The state of Washington's Mount St. Helens offers a tremendously exciting opportunity for serious scientific study of the immediate effects of a volcanic explosion on the environment. Oregon's Crater Lake, on the other hand, enables visitors to comprehend the regenerative abilities of the earth after volcanic activity. Here one can look without fear but with a sense of awe over a land that bears the scars of an earlier violence already partially healed by forest and meadow.
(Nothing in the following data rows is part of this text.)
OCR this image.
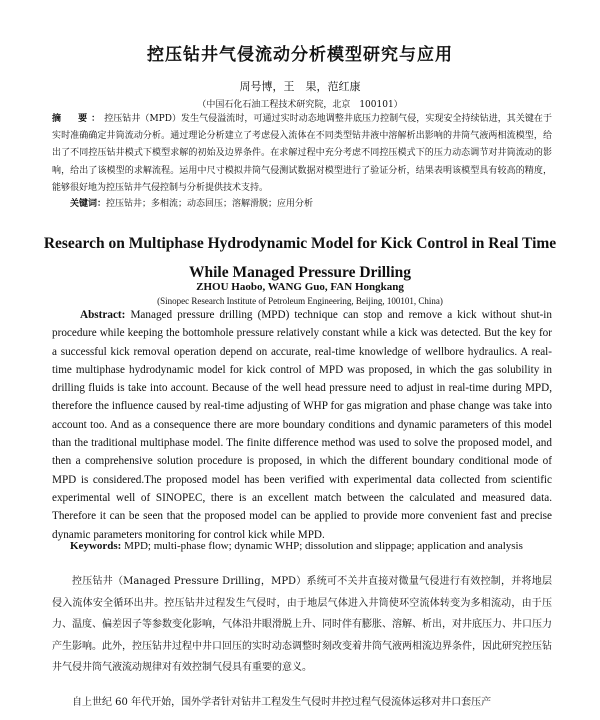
控压钻井气侵流动分析模型研究与应用
周号博，王　果，范红康
（中国石化石油工程技术研究院，北京　100101）
摘　要：控压钻井（MPD）发生气侵溢流时，可通过实时动态地调整井底压力控制气侵，实现安全持续钻进，其关键在于实时准确确定井筒流动分析。通过理论分析建立了考虑侵入流体在不同类型钻井液中溶解析出影响的井筒气液两相流模型，给出了不同控压钻井模式下模型求解的初始及边界条件。在求解过程中充分考虑不同控压模式下的压力动态调节对井筒流动的影响，给出了该模型的求解流程。运用中尺寸模拟井筒气侵测试数据对模型进行了验证分析，结果表明该模型具有较高的精度，能够很好地为控压钻井气侵控制与分析提供技术支持。
关键词：控压钻井；多相流；动态回压；溶解滑脱；应用分析
Research on Multiphase Hydrodynamic Model for Kick Control in Real Time While Managed Pressure Drilling
ZHOU Haobo, WANG Guo, FAN Hongkang
(Sinopec Research Institute of Petroleum Engineering, Beijing, 100101, China)
Abstract: Managed pressure drilling (MPD) technique can stop and remove a kick without shut-in procedure while keeping the bottomhole pressure relatively constant while a kick was detected. But the key for a successful kick removal operation depend on accurate, real-time knowledge of wellbore hydraulics. A real-time multiphase hydrodynamic model for kick control of MPD was proposed, in which the gas solubility in drilling fluids is take into account. Because of the well head pressure need to adjust in real-time during MPD, therefore the influence caused by real-time adjusting of WHP for gas migration and phase change was take into account too. And as a consequence there are more boundary conditions and dynamic parameters of this model than the traditional multiphase model. The finite difference method was used to solve the proposed model, and then a comprehensive solution procedure is proposed, in which the different boundary conditional mode of MPD is considered.The proposed model has been verified with experimental data collected from scientific experimental well of SINOPEC, there is an excellent match between the calculated and measured data. Therefore it can be seen that the proposed model can be applied to provide more convenient fast and precise dynamic parameters monitoring for control kick while MPD.
Keywords: MPD; multi-phase flow; dynamic WHP; dissolution and slippage; application and analysis
控压钻井（Managed Pressure Drilling，MPD）系统可不关井直接对微量气侵进行有效控制，并将地层侵入流体安全循环出井。控压钻井过程发生气侵时，由于地层气体进入井筒使环空流体转变为多相流动，由于压力、温度、偏差因子等参数变化影响，气体沿井眼滑脱上升、同时伴有膨胀、溶解、析出，对井底压力、井口压力产生影响。此外，控压钻井过程中井口回压的实时动态调整时刻改变着井筒气液两相流边界条件，因此研究控压钻井气侵井筒气液流动规律对有效控制气侵具有重要的意义。
自上世纪 60 年代开始，国外学者针对钻井工程发生气侵时井控过程气侵流体运移对井口套压产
The landscape and scenic details of such a volcanic area are unique among other national park units:
As early as the 1880s J.S. Diller of the Geological Survey said of Crater Lake that it "affords one of the most interesting and instructive fields for the study of volcanic geology to be found anywhere in the world." Ancient Mount Mazama has been important in scientific circles because of the variety of ways in which the ash from her eruption, which can be easily identified by the particular minerals it contains, can be utilized in geological studies: helping to date archeological discoveries in the Northwest; helping to formulate a timetable of glacial movement and melting patterns; helping to determine the length of time it has taken modern soils to develop from various types of deposits; functioning as a time marker in establishing geologic chronology; and helping to determine types of early plant life by its position above or below the pollen immersed in bogs. [16] Through the years Crater Lake and its surrounding forest lands have been the subject of research in the fields of geology, archeology, paleontology, botany, geography, I imnology, zoology, ecology, biology, and physics by scientists from this country and around the world.